出逢ってしまったって言い切るのはきっとまだ早くて、きれいな満月をきらいな満月って聞き間違えるくらいどうでもよかったかもしれないけど、もしかしたらこれからそう言ったことを悔やむときがくるかもしれないことに気づいていますか。卒業の季節は過ぎました。いままで何回卒業してきましたか。それでなにか変わりましたか。結局なにもない世界に戻るなら、何度裏返したってなにも変わらないなら、間違えてもいいんだと思えますか。だからまた始めてもいいのです。出逢ってしまっても。

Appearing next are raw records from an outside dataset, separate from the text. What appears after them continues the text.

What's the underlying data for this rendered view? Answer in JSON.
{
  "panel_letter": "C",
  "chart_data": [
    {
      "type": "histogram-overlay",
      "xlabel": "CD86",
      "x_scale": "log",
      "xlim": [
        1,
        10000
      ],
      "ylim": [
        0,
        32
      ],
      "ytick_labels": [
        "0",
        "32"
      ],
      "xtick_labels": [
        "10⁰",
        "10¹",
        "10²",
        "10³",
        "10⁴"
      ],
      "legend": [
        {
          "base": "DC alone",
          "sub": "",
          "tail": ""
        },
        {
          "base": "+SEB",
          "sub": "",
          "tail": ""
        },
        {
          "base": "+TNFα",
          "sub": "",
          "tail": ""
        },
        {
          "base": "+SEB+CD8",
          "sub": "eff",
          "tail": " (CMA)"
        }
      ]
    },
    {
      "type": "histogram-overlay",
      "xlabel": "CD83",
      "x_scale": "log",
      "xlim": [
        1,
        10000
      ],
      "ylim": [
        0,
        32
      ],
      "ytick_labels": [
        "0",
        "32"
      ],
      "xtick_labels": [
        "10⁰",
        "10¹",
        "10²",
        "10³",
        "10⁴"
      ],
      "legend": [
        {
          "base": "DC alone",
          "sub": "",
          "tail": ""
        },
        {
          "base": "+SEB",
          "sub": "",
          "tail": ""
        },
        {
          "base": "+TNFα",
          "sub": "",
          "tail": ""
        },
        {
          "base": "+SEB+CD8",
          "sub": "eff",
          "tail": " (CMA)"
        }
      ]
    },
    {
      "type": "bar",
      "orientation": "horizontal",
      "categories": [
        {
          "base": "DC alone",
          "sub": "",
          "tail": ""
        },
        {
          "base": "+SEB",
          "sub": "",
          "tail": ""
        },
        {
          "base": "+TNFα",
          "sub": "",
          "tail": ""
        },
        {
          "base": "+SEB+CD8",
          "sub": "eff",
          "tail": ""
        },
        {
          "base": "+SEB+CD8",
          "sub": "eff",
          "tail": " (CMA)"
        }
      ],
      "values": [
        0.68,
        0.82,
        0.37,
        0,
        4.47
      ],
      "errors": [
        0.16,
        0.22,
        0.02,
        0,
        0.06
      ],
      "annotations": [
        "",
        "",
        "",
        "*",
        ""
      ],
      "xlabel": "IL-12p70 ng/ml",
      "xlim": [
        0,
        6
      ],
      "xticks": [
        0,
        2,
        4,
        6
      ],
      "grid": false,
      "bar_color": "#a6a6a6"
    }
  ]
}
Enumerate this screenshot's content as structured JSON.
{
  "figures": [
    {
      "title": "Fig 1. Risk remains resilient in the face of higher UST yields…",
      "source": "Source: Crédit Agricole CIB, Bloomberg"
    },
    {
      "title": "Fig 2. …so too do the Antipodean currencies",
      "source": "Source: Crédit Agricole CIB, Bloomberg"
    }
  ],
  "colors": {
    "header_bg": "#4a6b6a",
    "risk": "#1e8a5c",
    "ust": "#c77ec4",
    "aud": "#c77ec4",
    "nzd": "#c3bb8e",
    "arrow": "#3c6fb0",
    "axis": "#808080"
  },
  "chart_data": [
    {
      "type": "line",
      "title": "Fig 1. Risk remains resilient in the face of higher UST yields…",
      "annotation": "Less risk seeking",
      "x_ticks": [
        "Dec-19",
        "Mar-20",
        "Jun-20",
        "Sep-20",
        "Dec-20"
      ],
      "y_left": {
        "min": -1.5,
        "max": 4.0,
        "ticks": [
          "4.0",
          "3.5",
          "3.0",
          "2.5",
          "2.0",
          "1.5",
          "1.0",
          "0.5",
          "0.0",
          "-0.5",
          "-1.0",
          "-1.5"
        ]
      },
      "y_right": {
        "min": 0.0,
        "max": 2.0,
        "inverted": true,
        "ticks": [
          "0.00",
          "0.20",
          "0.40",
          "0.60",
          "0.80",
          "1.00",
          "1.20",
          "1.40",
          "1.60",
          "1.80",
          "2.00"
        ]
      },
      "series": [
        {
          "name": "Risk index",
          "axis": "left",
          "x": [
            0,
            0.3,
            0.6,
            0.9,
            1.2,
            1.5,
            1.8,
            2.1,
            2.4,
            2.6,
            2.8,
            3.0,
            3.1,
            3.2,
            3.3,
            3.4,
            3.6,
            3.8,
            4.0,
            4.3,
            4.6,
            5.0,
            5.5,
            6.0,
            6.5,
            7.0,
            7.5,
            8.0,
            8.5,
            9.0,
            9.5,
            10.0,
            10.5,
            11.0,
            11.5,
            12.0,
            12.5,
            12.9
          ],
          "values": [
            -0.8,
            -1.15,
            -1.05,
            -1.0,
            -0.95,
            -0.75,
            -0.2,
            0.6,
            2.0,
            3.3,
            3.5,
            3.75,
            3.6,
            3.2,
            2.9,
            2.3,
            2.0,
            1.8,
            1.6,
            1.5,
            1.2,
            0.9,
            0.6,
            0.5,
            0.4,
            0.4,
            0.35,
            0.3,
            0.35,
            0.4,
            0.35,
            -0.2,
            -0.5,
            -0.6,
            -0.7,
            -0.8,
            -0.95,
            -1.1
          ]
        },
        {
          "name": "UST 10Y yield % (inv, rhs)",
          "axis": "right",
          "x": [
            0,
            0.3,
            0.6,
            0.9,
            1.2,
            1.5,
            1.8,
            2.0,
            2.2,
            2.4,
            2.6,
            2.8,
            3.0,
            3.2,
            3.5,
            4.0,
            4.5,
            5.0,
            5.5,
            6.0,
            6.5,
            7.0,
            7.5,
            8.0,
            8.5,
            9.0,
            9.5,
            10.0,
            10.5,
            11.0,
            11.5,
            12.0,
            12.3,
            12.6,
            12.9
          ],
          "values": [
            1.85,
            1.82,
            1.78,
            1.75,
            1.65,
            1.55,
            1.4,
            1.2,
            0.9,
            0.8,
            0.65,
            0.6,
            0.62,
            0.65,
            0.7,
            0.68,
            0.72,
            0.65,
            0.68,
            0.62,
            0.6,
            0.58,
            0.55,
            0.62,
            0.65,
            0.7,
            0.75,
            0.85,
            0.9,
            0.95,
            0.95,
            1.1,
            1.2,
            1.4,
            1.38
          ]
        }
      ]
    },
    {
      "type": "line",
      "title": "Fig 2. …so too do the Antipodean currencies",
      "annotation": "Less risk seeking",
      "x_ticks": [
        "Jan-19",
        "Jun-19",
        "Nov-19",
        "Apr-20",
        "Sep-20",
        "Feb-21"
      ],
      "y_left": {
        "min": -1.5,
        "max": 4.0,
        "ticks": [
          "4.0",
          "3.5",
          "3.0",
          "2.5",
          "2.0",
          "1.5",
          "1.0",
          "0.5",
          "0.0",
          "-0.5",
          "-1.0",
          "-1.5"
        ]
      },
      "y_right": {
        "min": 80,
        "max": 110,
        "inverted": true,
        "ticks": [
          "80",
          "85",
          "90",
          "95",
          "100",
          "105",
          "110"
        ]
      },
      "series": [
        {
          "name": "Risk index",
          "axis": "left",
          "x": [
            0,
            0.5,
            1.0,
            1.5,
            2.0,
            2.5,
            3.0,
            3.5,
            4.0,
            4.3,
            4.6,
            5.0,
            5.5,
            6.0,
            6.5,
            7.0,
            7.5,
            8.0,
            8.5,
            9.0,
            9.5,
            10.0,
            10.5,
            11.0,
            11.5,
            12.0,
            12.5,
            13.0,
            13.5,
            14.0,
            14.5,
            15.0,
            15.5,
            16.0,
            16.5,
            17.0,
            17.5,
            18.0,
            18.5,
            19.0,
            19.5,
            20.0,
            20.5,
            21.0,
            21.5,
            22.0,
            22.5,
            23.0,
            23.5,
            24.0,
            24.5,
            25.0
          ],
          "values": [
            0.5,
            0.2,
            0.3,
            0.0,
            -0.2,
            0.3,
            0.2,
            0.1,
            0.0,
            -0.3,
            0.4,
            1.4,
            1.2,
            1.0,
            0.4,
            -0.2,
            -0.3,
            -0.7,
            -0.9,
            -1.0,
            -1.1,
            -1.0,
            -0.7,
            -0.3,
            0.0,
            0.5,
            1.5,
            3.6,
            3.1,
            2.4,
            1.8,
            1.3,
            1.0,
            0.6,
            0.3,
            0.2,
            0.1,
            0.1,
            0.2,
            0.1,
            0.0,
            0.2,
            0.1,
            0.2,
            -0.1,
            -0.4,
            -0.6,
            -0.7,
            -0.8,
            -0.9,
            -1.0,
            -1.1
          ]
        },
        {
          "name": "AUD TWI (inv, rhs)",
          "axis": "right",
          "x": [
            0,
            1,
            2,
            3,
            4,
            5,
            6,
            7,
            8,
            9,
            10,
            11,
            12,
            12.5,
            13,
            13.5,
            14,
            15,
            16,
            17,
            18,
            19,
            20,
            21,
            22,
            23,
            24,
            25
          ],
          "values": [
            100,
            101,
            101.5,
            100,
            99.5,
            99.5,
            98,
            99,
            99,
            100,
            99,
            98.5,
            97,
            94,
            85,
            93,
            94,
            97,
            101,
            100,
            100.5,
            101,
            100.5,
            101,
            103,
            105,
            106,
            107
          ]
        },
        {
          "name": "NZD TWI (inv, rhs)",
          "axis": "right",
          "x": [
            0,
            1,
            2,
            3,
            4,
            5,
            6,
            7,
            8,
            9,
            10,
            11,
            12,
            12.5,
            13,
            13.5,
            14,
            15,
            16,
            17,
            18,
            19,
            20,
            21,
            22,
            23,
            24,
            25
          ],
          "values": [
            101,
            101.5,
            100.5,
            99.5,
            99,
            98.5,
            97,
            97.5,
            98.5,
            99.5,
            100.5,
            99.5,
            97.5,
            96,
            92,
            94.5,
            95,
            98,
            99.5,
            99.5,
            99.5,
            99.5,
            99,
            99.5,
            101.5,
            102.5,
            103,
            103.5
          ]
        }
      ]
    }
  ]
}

満月に気づいたらふと見上げてしまうけど、実は三日月の方がすきっていうひとが多いような気がするのです。だれも困らせたくないのにだれかに声をかけたくなると三日月がやさしかったことばかり思い出のように話してしまいます。手を振ったら振り返してくれるって約束がほしいのです。ちょっと低い声のときはわたしに気を遣ってるんだろうって申し訳ないけど、不意にとぎれる電子音のような手の差し出し方はわたしを飼い慣らそうとするように見えるのですが、そうなんですか。ちょっと引くんですけど。

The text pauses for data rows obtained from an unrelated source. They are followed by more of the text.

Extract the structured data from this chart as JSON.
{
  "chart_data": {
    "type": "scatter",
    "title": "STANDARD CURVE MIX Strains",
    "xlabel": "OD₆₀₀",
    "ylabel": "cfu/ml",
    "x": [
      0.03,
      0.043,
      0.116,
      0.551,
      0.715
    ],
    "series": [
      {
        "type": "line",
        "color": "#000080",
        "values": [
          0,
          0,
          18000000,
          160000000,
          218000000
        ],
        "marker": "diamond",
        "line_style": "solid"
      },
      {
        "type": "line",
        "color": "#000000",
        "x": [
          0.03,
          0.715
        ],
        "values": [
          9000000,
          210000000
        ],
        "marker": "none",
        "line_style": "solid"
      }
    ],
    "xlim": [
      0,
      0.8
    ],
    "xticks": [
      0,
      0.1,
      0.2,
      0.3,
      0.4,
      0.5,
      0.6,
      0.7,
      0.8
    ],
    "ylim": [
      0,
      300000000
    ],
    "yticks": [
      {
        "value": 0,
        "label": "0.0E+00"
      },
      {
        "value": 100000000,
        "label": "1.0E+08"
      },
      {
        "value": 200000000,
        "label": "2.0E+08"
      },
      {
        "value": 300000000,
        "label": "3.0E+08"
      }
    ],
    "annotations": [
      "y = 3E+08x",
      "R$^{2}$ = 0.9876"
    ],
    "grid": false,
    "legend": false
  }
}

この世界がなにで出来ているかなんて自分で決めればいいのに、ひとが書いたどこかの歌の歌詞を引いてくるのに気づいています。話がおもしろいって言われないことを気にしていろんな本を読んでいろんな歌を聴いて、いろんな引き出しが増えたことはすばらしいことです。でもおもしろくなったって言われないだろうなってわかってたんですよね。ゆがんだ声が急にクリアになったから時計がびっくりして同じことばを繰り返しくりかえし、つっかえながらうれしそうに、またね、またねって。言えますか、さよならって。